Technology also went a bit haywire on the train back to Liverpool this afternoon. After telling us elegantly about which train we were on, which station we were now at and what the next station would be, the PA system got ahead of itself and welcomed us to a Liverpool to London train. Someone clearly noticed that – still ten minutes away from Liverpool – this announcement amused the home-coming Scousers so much it'd be fun to repeat it. So they did. How we laughed!

Back in Spain, there's a new joker on the block. A professor at a Valencia university has come under fire from politicians and students for allegedly preaching that women had a duty before God to stay with unfaithful or violent husbands, homosexuality was 'curable' and that abortion following rape was 'intolerable'. She allegedly told students during a class on Social Doctrine of the Church that becoming pregnant through rape was 'something good which comes out of bad' and was effectively God's way of compensating the woman for her ordeal. 'Even if your husband is unfaithful, the proof of your love is to carry on loving him with tears in your eyes, just as Jesus wept on the Cross.' There's little need to criticise the Catholic Church when it has comediennes of this quality in its ranks.

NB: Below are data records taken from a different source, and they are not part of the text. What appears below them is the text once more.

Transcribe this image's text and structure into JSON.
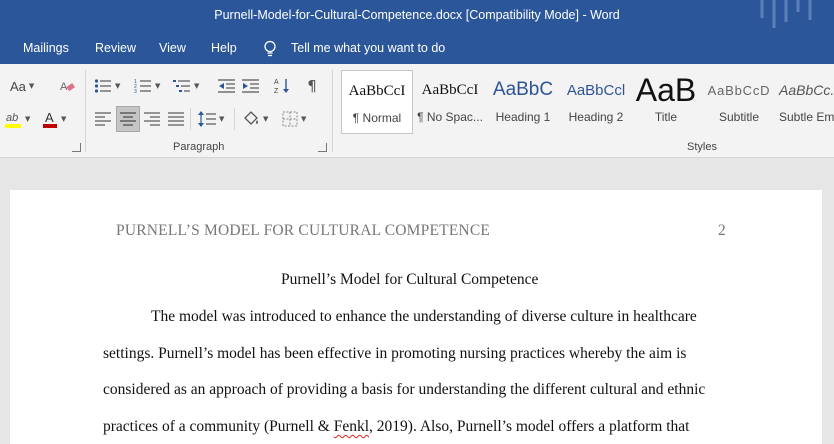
{
  "window": {
    "title": "Purnell-Model-for-Cultural-Competence.docx [Compatibility Mode]  -  Word"
  },
  "menu": {
    "items": [
      "Mailings",
      "Review",
      "View",
      "Help"
    ],
    "tell_me": "Tell me what you want to do"
  },
  "ribbon": {
    "font_size_label": "Aa",
    "paragraph_group_label": "Paragraph",
    "styles_group_label": "Styles",
    "styles": [
      {
        "preview": "AaBbCcI",
        "label": "¶ Normal",
        "selected": true
      },
      {
        "preview": "AaBbCcI",
        "label": "¶ No Spac..."
      },
      {
        "preview": "AaBbC",
        "label": "Heading 1"
      },
      {
        "preview": "AaBbCcl",
        "label": "Heading 2"
      },
      {
        "preview": "AaB",
        "label": "Title"
      },
      {
        "preview": "AaBbCcD",
        "label": "Subtitle"
      },
      {
        "preview": "AaBbCc.",
        "label": "Subtle Em..."
      }
    ],
    "colors": {
      "highlight": "#ffff00",
      "font_color": "#c00000"
    }
  },
  "document": {
    "running_head": "PURNELL’S MODEL FOR CULTURAL COMPETENCE",
    "page_number": "2",
    "heading": "Purnell’s Model for Cultural Competence",
    "lines": [
      "The model was introduced to enhance the understanding of diverse culture in healthcare",
      "settings. Purnell’s model has been effective in promoting nursing practices whereby the aim is",
      "considered as an approach of providing a basis for understanding the different cultural and ethnic"
    ],
    "line4_pre": "practices of a community (Purnell & ",
    "line4_squiggle": "Fenkl",
    "line4_post": ", 2019). Also, Purnell’s model offers a platform that"
  }
}
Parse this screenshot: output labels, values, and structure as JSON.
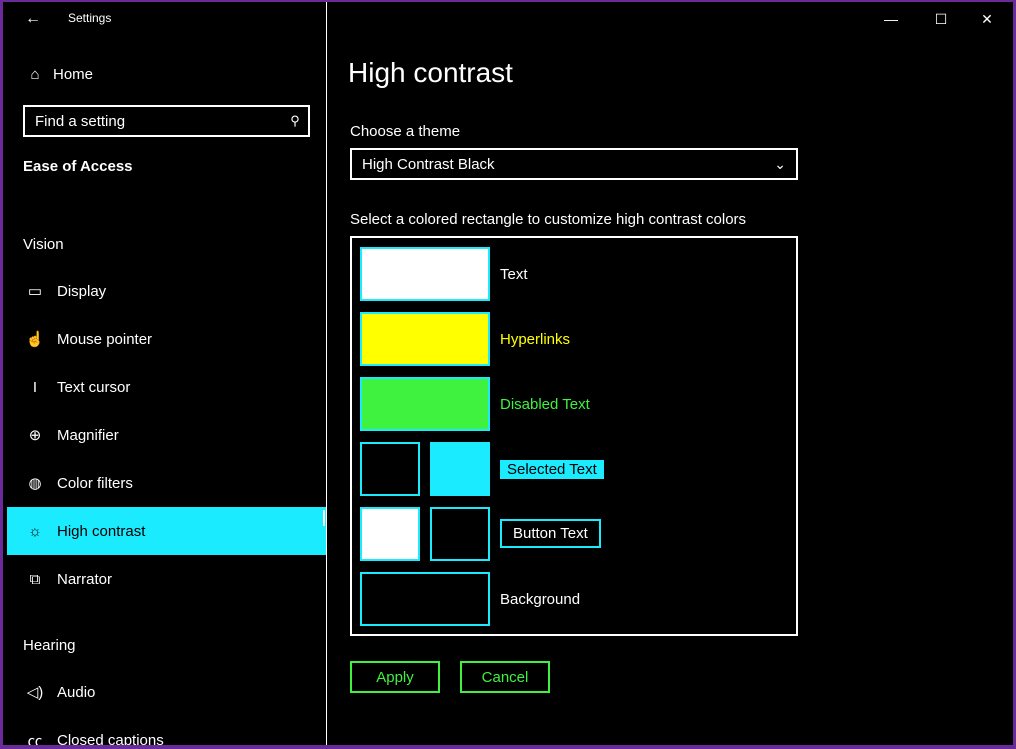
{
  "window": {
    "title": "Settings",
    "controls": {
      "minimize": "—",
      "maximize": "☐",
      "close": "✕"
    }
  },
  "sidebar": {
    "home_label": "Home",
    "search_placeholder": "Find a setting",
    "section_title": "Ease of Access",
    "groups": [
      {
        "label": "Vision"
      },
      {
        "label": "Hearing"
      }
    ],
    "items": [
      {
        "label": "Display",
        "icon": "monitor-icon"
      },
      {
        "label": "Mouse pointer",
        "icon": "pointer-icon"
      },
      {
        "label": "Text cursor",
        "icon": "text-cursor-icon"
      },
      {
        "label": "Magnifier",
        "icon": "magnifier-icon"
      },
      {
        "label": "Color filters",
        "icon": "palette-icon"
      },
      {
        "label": "High contrast",
        "icon": "sun-icon",
        "selected": true
      },
      {
        "label": "Narrator",
        "icon": "narrator-icon"
      },
      {
        "label": "Audio",
        "icon": "speaker-icon"
      },
      {
        "label": "Closed captions",
        "icon": "captions-icon"
      }
    ]
  },
  "main": {
    "title": "High contrast",
    "theme_label": "Choose a theme",
    "theme_value": "High Contrast Black",
    "instructions": "Select a colored rectangle to customize high contrast colors",
    "swatch_labels": {
      "text": "Text",
      "hyperlinks": "Hyperlinks",
      "disabled_text": "Disabled Text",
      "selected_text": "Selected Text",
      "button_text": "Button Text",
      "background": "Background"
    },
    "colors": {
      "text": "#ffffff",
      "hyperlinks": "#ffff00",
      "disabled_text": "#3ff23f",
      "selected_bg": "#000000",
      "selected_fg": "#1aebff",
      "button_bg": "#ffffff",
      "button_fg": "#000000",
      "background": "#000000",
      "accent": "#1aebff"
    },
    "apply_label": "Apply",
    "cancel_label": "Cancel"
  }
}
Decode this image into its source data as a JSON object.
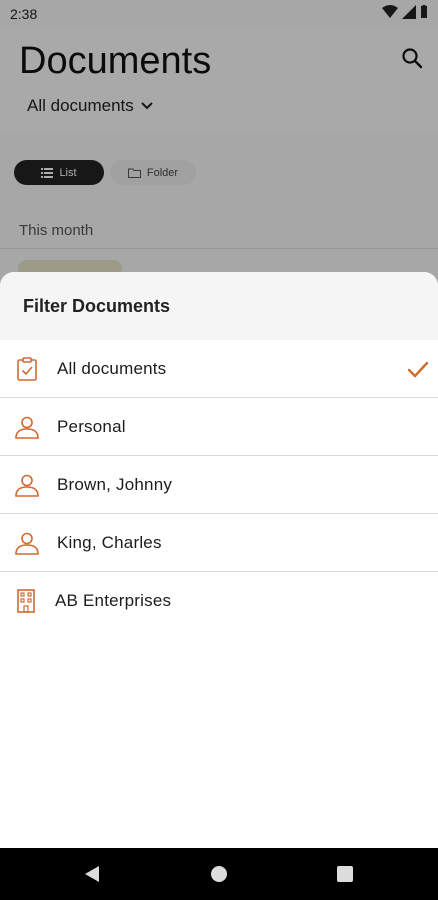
{
  "status": {
    "time": "2:38"
  },
  "header": {
    "title": "Documents",
    "filter_label": "All documents"
  },
  "view_toggle": {
    "list_label": "List",
    "folder_label": "Folder"
  },
  "section": {
    "label": "This month"
  },
  "sheet": {
    "title": "Filter Documents",
    "options": [
      {
        "label": "All documents",
        "icon": "clipboard-check-icon",
        "selected": true
      },
      {
        "label": "Personal",
        "icon": "person-icon"
      },
      {
        "label": "Brown, Johnny",
        "icon": "person-icon"
      },
      {
        "label": "King, Charles",
        "icon": "person-icon"
      },
      {
        "label": "AB Enterprises",
        "icon": "building-icon"
      }
    ]
  },
  "colors": {
    "accent": "#d2692e",
    "scrim": "rgba(0,0,0,0.32)"
  }
}
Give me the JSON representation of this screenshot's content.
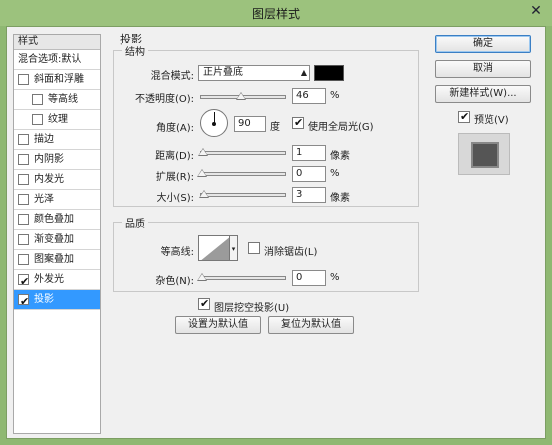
{
  "window": {
    "title": "图层样式",
    "close_glyph": "✕"
  },
  "style_list": {
    "header": "样式",
    "items": [
      {
        "label": "混合选项:默认",
        "checkbox": false,
        "indent": false,
        "checked": false,
        "selected": false
      },
      {
        "label": "斜面和浮雕",
        "checkbox": true,
        "indent": false,
        "checked": false,
        "selected": false
      },
      {
        "label": "等高线",
        "checkbox": true,
        "indent": true,
        "checked": false,
        "selected": false
      },
      {
        "label": "纹理",
        "checkbox": true,
        "indent": true,
        "checked": false,
        "selected": false
      },
      {
        "label": "描边",
        "checkbox": true,
        "indent": false,
        "checked": false,
        "selected": false
      },
      {
        "label": "内阴影",
        "checkbox": true,
        "indent": false,
        "checked": false,
        "selected": false
      },
      {
        "label": "内发光",
        "checkbox": true,
        "indent": false,
        "checked": false,
        "selected": false
      },
      {
        "label": "光泽",
        "checkbox": true,
        "indent": false,
        "checked": false,
        "selected": false
      },
      {
        "label": "颜色叠加",
        "checkbox": true,
        "indent": false,
        "checked": false,
        "selected": false
      },
      {
        "label": "渐变叠加",
        "checkbox": true,
        "indent": false,
        "checked": false,
        "selected": false
      },
      {
        "label": "图案叠加",
        "checkbox": true,
        "indent": false,
        "checked": false,
        "selected": false
      },
      {
        "label": "外发光",
        "checkbox": true,
        "indent": false,
        "checked": true,
        "selected": false
      },
      {
        "label": "投影",
        "checkbox": true,
        "indent": false,
        "checked": true,
        "selected": true
      }
    ]
  },
  "drop_shadow": {
    "panel_title": "投影",
    "structure": {
      "title": "结构",
      "blend_mode_label": "混合模式:",
      "blend_mode_value": "正片叠底",
      "shadow_color": "#000000",
      "opacity_label": "不透明度(O):",
      "opacity_value": "46",
      "opacity_unit": "%",
      "opacity_fraction": 0.46,
      "angle_label": "角度(A):",
      "angle_value": "90",
      "angle_unit": "度",
      "global_light_label": "使用全局光(G)",
      "global_light_checked": true,
      "distance_label": "距离(D):",
      "distance_value": "1",
      "distance_unit": "像素",
      "spread_label": "扩展(R):",
      "spread_value": "0",
      "spread_unit": "%",
      "size_label": "大小(S):",
      "size_value": "3",
      "size_unit": "像素"
    },
    "quality": {
      "title": "品质",
      "contour_label": "等高线:",
      "antialias_label": "消除锯齿(L)",
      "antialias_checked": false,
      "noise_label": "杂色(N):",
      "noise_value": "0",
      "noise_unit": "%"
    },
    "knockout_label": "图层挖空投影(U)",
    "knockout_checked": true,
    "make_default_button": "设置为默认值",
    "reset_default_button": "复位为默认值"
  },
  "actions": {
    "ok": "确定",
    "cancel": "取消",
    "new_style": "新建样式(W)...",
    "preview_label": "预览(V)",
    "preview_checked": true
  },
  "check_glyph": "✔"
}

Finally . . . The police are now so worried about so many things in the UK that they're decked out like troops in the midst of a battle in Afghanistan. Which means they can't walk but have to waddle. Even if they're not real cops but only Railway Police. There's no way they could run to catch a malefactor. But I guess they could let the train take the strain.
A few random and unconnected observations, born of a trip from Liverpool to London:-
  • The person on the train who used to be called 'The Guard' is now called 'The Train Manager'. Title creep in action.
  • The Quiet Coach on the train really seems to work; no one one makes a phone call. Or at least not until you're within 5 minutes of Euston station.
  • If you don't have an Oyster Card (whatever that is), it'll cost you four pounds fifty (say 5 euros) to go one stop on the London underground(metro).
  • Beer costs the same per pint - 4.50.
  • Almost no one who serves you in London is British. The barmaid (Bar Manager?) of the pub we went to midday today was French. And extremely pleasant. I was a tad uncomfortable when John told her that, because of this, she couldn't be French. But she has learned to laugh at customer's funnies.
  • Australian wines have names like Spitting Spider, Scaredy Cat and, would you believe?, Innocent Bystander.
  • Spanish wines appear to be priced at twice their euro price back home, converted 1:1 into pounds. So 10 euros becomes 20 pounds.
  • Contrary to expectation, it's as cold here in the South as it was in the North West.
You'll have heard that the bones of the British king Richard III ('Richard of York') were found a short while ago underneath a Leicester car-park. And you may have heard that a decision has been taken that he'll be re-interred in Leicester cathedral, rather than in York cathedral. But you may not have heard that the Richard III Society – which includes 11 folk said to be descendants of the king – has gone to court to get this decision changed in York's favour. Their claim is that the decision is a breach of the European Convention on Human Rights, specifically of the injunction that family life should be respected. Quite surreal, really. I wouldn't have thought that Richard can have had any sort of life left in him after 500 years under the sod. But I'll be fascinated to see the lawyers' arguments.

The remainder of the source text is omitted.